Wonderful story. Indeed, this is a positive act of kindness. Particularly in Israel, where cleaning workers are frequently locked into minimum wage jobs, this type of action is a godsend.

Keep up the good work

7:32 AM  
Blogger Hillel Fuld said...

Michael, thanks for this,it's a really nice post. Nice to see companies thinking about more than their bottom line. Conduit impressed me before this but this just put them in a league of their own.

8:56 AM  
Anonymous Conduit employee said...

was happy to see them join the company as official employees, especially since they so deserve it personaly and i was familiar with their former rights. Good luck :-)

10:08 AM  
Anonymous Eliran said...

Shapo

10:13 AM  
Blogger Jennifer said...

I'm a Conduit employee, and I must say that this makes me as proud as any other success we may have! Very cool...

12:37 PM  
Blogger Jennifer said...

I'm a Conduit employee, and I must say that this makes me as proud as any success we may achieve! Very cool...

12:39 PM  
Blogger Danny Strelitz said...

It is a moving story in the israeli hi tech industry. shapo to conduit.

2:44 PM  
Blogger Oren Todoros said...

Great read, every business owner should pick up the glove and try to make a difference in their employees lives. Thanks for sharing.

3:07 PM  
Anonymous Mark said...

This is a very nice act of kindness by Conduit. Kol Hakavod!

4:52 PM  
Anonymous Erez said...

Michael - Great post, but I believ u missed the main point. To give an employee a descent salary is NOT a mean to show company values. It is the minimal, right thing to do and the target itself and not a mean to someone else like to show values or maximize company cash value. All other companies are acting like pigs with their eyes shut.

12:11 AM  
Anonymous Dyonna said...

These stories show that our hard work at Bema'aglei Tzedek pays off! Thanks for posting!

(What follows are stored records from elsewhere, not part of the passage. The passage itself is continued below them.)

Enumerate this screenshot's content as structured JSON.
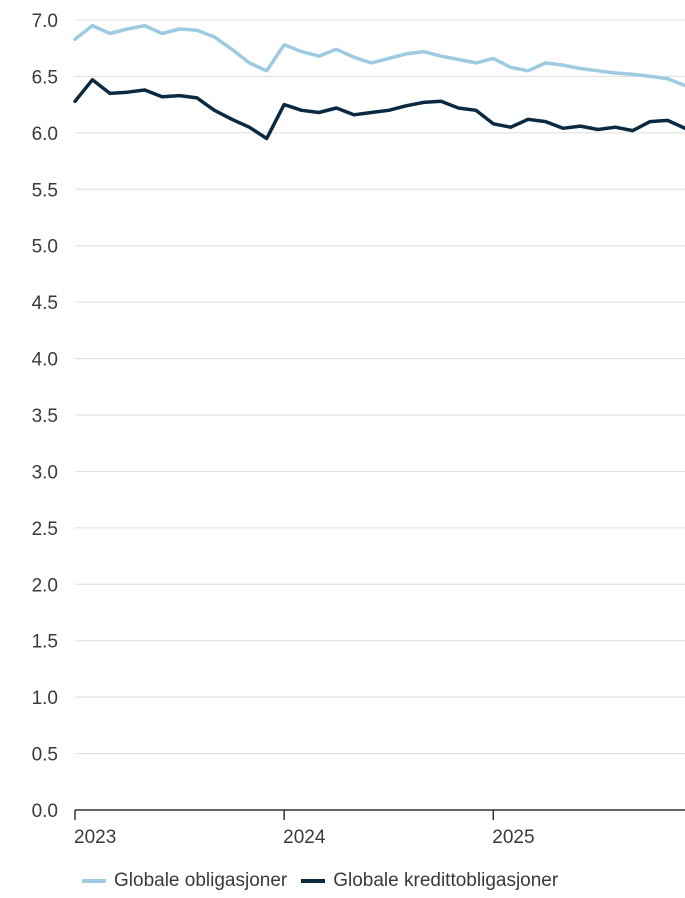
{
  "chart_data": {
    "type": "line",
    "title": "",
    "xlabel": "",
    "ylabel": "",
    "ylim": [
      0,
      7
    ],
    "y_ticks": [
      "0.0",
      "0.5",
      "1.0",
      "1.5",
      "2.0",
      "2.5",
      "3.0",
      "3.5",
      "4.0",
      "4.5",
      "5.0",
      "5.5",
      "6.0",
      "6.5",
      "7.0"
    ],
    "x_ticks": [
      "2023",
      "2024",
      "2025"
    ],
    "xlim": [
      "2023-01",
      "2025-12"
    ],
    "grid": "horizontal",
    "legend_position": "bottom",
    "x": [
      "2023-01",
      "2023-02",
      "2023-03",
      "2023-04",
      "2023-05",
      "2023-06",
      "2023-07",
      "2023-08",
      "2023-09",
      "2023-10",
      "2023-11",
      "2023-12",
      "2024-01",
      "2024-02",
      "2024-03",
      "2024-04",
      "2024-05",
      "2024-06",
      "2024-07",
      "2024-08",
      "2024-09",
      "2024-10",
      "2024-11",
      "2024-12",
      "2025-01",
      "2025-02",
      "2025-03",
      "2025-04",
      "2025-05",
      "2025-06",
      "2025-07",
      "2025-08",
      "2025-09",
      "2025-10",
      "2025-11",
      "2025-12"
    ],
    "series": [
      {
        "name": "Globale obligasjoner",
        "color": "#9ccbe2",
        "values": [
          6.83,
          6.95,
          6.88,
          6.92,
          6.95,
          6.88,
          6.92,
          6.91,
          6.85,
          6.74,
          6.62,
          6.55,
          6.78,
          6.72,
          6.68,
          6.74,
          6.67,
          6.62,
          6.66,
          6.7,
          6.72,
          6.68,
          6.65,
          6.62,
          6.66,
          6.58,
          6.55,
          6.62,
          6.6,
          6.57,
          6.55,
          6.53,
          6.52,
          6.5,
          6.48,
          6.42
        ]
      },
      {
        "name": "Globale kredittobligasjoner",
        "color": "#0a2a42",
        "values": [
          6.28,
          6.47,
          6.35,
          6.36,
          6.38,
          6.32,
          6.33,
          6.31,
          6.2,
          6.12,
          6.05,
          5.95,
          6.25,
          6.2,
          6.18,
          6.22,
          6.16,
          6.18,
          6.2,
          6.24,
          6.27,
          6.28,
          6.22,
          6.2,
          6.08,
          6.05,
          6.12,
          6.1,
          6.04,
          6.06,
          6.03,
          6.05,
          6.02,
          6.1,
          6.11,
          6.04
        ]
      }
    ]
  }
}
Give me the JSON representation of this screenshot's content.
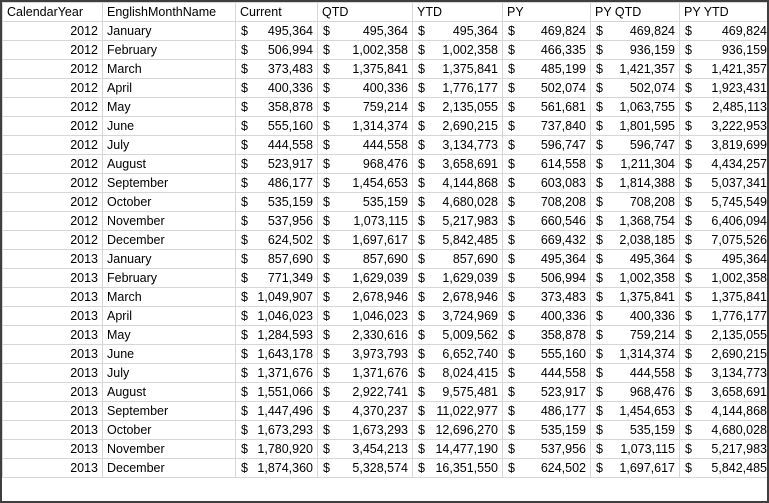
{
  "table": {
    "currency_symbol": "$",
    "columns": [
      "CalendarYear",
      "EnglishMonthName",
      "Current",
      "QTD",
      "YTD",
      "PY",
      "PY QTD",
      "PY YTD"
    ],
    "rows": [
      {
        "year": "2012",
        "month": "January",
        "values": [
          "495,364",
          "495,364",
          "495,364",
          "469,824",
          "469,824",
          "469,824"
        ]
      },
      {
        "year": "2012",
        "month": "February",
        "values": [
          "506,994",
          "1,002,358",
          "1,002,358",
          "466,335",
          "936,159",
          "936,159"
        ]
      },
      {
        "year": "2012",
        "month": "March",
        "values": [
          "373,483",
          "1,375,841",
          "1,375,841",
          "485,199",
          "1,421,357",
          "1,421,357"
        ]
      },
      {
        "year": "2012",
        "month": "April",
        "values": [
          "400,336",
          "400,336",
          "1,776,177",
          "502,074",
          "502,074",
          "1,923,431"
        ]
      },
      {
        "year": "2012",
        "month": "May",
        "values": [
          "358,878",
          "759,214",
          "2,135,055",
          "561,681",
          "1,063,755",
          "2,485,113"
        ]
      },
      {
        "year": "2012",
        "month": "June",
        "values": [
          "555,160",
          "1,314,374",
          "2,690,215",
          "737,840",
          "1,801,595",
          "3,222,953"
        ]
      },
      {
        "year": "2012",
        "month": "July",
        "values": [
          "444,558",
          "444,558",
          "3,134,773",
          "596,747",
          "596,747",
          "3,819,699"
        ]
      },
      {
        "year": "2012",
        "month": "August",
        "values": [
          "523,917",
          "968,476",
          "3,658,691",
          "614,558",
          "1,211,304",
          "4,434,257"
        ]
      },
      {
        "year": "2012",
        "month": "September",
        "values": [
          "486,177",
          "1,454,653",
          "4,144,868",
          "603,083",
          "1,814,388",
          "5,037,341"
        ]
      },
      {
        "year": "2012",
        "month": "October",
        "values": [
          "535,159",
          "535,159",
          "4,680,028",
          "708,208",
          "708,208",
          "5,745,549"
        ]
      },
      {
        "year": "2012",
        "month": "November",
        "values": [
          "537,956",
          "1,073,115",
          "5,217,983",
          "660,546",
          "1,368,754",
          "6,406,094"
        ]
      },
      {
        "year": "2012",
        "month": "December",
        "values": [
          "624,502",
          "1,697,617",
          "5,842,485",
          "669,432",
          "2,038,185",
          "7,075,526"
        ]
      },
      {
        "year": "2013",
        "month": "January",
        "values": [
          "857,690",
          "857,690",
          "857,690",
          "495,364",
          "495,364",
          "495,364"
        ]
      },
      {
        "year": "2013",
        "month": "February",
        "values": [
          "771,349",
          "1,629,039",
          "1,629,039",
          "506,994",
          "1,002,358",
          "1,002,358"
        ]
      },
      {
        "year": "2013",
        "month": "March",
        "values": [
          "1,049,907",
          "2,678,946",
          "2,678,946",
          "373,483",
          "1,375,841",
          "1,375,841"
        ]
      },
      {
        "year": "2013",
        "month": "April",
        "values": [
          "1,046,023",
          "1,046,023",
          "3,724,969",
          "400,336",
          "400,336",
          "1,776,177"
        ]
      },
      {
        "year": "2013",
        "month": "May",
        "values": [
          "1,284,593",
          "2,330,616",
          "5,009,562",
          "358,878",
          "759,214",
          "2,135,055"
        ]
      },
      {
        "year": "2013",
        "month": "June",
        "values": [
          "1,643,178",
          "3,973,793",
          "6,652,740",
          "555,160",
          "1,314,374",
          "2,690,215"
        ]
      },
      {
        "year": "2013",
        "month": "July",
        "values": [
          "1,371,676",
          "1,371,676",
          "8,024,415",
          "444,558",
          "444,558",
          "3,134,773"
        ]
      },
      {
        "year": "2013",
        "month": "August",
        "values": [
          "1,551,066",
          "2,922,741",
          "9,575,481",
          "523,917",
          "968,476",
          "3,658,691"
        ]
      },
      {
        "year": "2013",
        "month": "September",
        "values": [
          "1,447,496",
          "4,370,237",
          "11,022,977",
          "486,177",
          "1,454,653",
          "4,144,868"
        ]
      },
      {
        "year": "2013",
        "month": "October",
        "values": [
          "1,673,293",
          "1,673,293",
          "12,696,270",
          "535,159",
          "535,159",
          "4,680,028"
        ]
      },
      {
        "year": "2013",
        "month": "November",
        "values": [
          "1,780,920",
          "3,454,213",
          "14,477,190",
          "537,956",
          "1,073,115",
          "5,217,983"
        ]
      },
      {
        "year": "2013",
        "month": "December",
        "values": [
          "1,874,360",
          "5,328,574",
          "16,351,550",
          "624,502",
          "1,697,617",
          "5,842,485"
        ]
      }
    ]
  },
  "colors": {
    "background": "#ffffff",
    "text": "#000000",
    "grid_line": "#d6d6d6",
    "outer_border": "#3f3f3f"
  }
}
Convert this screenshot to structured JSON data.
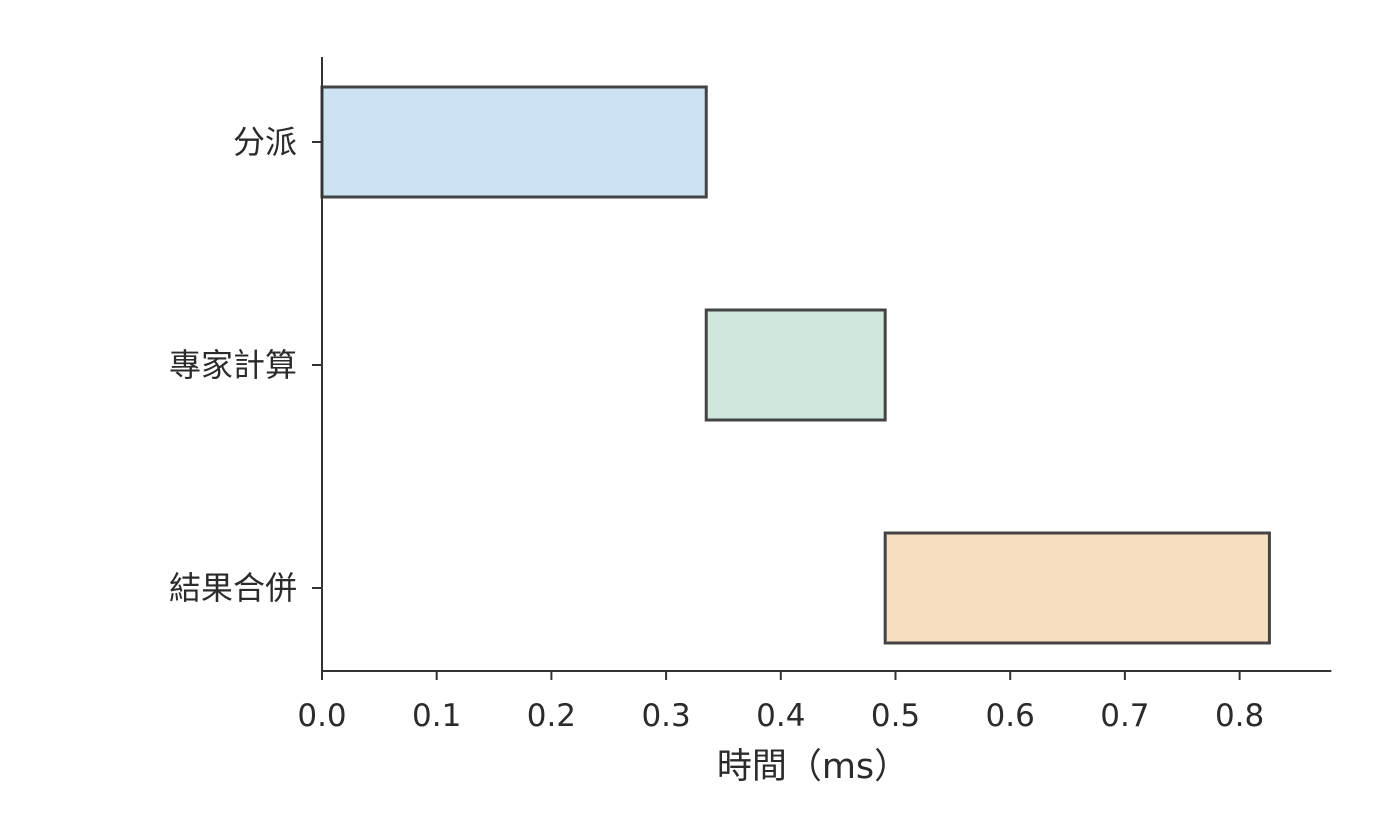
{
  "chart_data": {
    "type": "bar",
    "orientation": "horizontal",
    "subtype": "gantt",
    "title": "",
    "xlabel": "時間（ms）",
    "ylabel": "",
    "xlim": [
      0,
      0.88
    ],
    "xticks": [
      0.0,
      0.1,
      0.2,
      0.3,
      0.4,
      0.5,
      0.6,
      0.7,
      0.8
    ],
    "xtick_labels": [
      "0.0",
      "0.1",
      "0.2",
      "0.3",
      "0.4",
      "0.5",
      "0.6",
      "0.7",
      "0.8"
    ],
    "categories": [
      "分派",
      "專家計算",
      "結果合併"
    ],
    "bars": [
      {
        "category": "分派",
        "start": 0.0,
        "end": 0.335,
        "color": "#cde3f3"
      },
      {
        "category": "專家計算",
        "start": 0.335,
        "end": 0.491,
        "color": "#d0e8dc"
      },
      {
        "category": "結果合併",
        "start": 0.491,
        "end": 0.826,
        "color": "#f8dec1"
      }
    ],
    "grid": false,
    "legend": "none"
  }
}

For a free, handy, up-to-date guide that explains how your business / workplace can follow suit (or to receive informational packets for Russian, Hebrew and Arabic-speaking cleaning and security personnel), email yaelw@mtzedek.org.il, who oversees our advcoacy work on behalf of contract workers.

7:27 PM  
Blogger tamar said...

Thank you for highlighting a truly socially responsible company. Many companies (even NGOs and government offices) pay lip service to CSR while hiring new staff through manpower agencies to avoid the cost of benefits, but Conduit is setting a leading example by actually caring about those employees who are usually outsourced,uncounted and underpaid.

I hope Conduit creates a new trend in true corporate responsibility.

10:47 PM  
Anonymous JET said...

Good to see some heart and soul

12:03 PM  
Anonymous Anonymous said...

This is nice, but the reality is tha the law deals with this issue and views a contract worker who has worked more that 9 months at the same employer as an employee of the employer entitled to all benefits. The company liked their cleaning staff and rather than have the contract worker firm switch workers, did what they were required to do and took them on as employees.
Will they keep them on? will they lay them off when they lay off 20% of their workers to have a nice press release for a quarterly report? will the rabbis who support b'magalei tzedek insist that the schools they are involved in stop firing teachers every July and re-hiring them in Spetember so that they don't have to pay them severance pay and/or allow them to accrue seniority and tenure? will hi-tech firms stop playing games with "global overtime" payments that do not reflect actual overtime due? will contract call centers stop making workers work overnight shifts in contravention of the law? there are a whole other host of labor issues that have to be dealt with.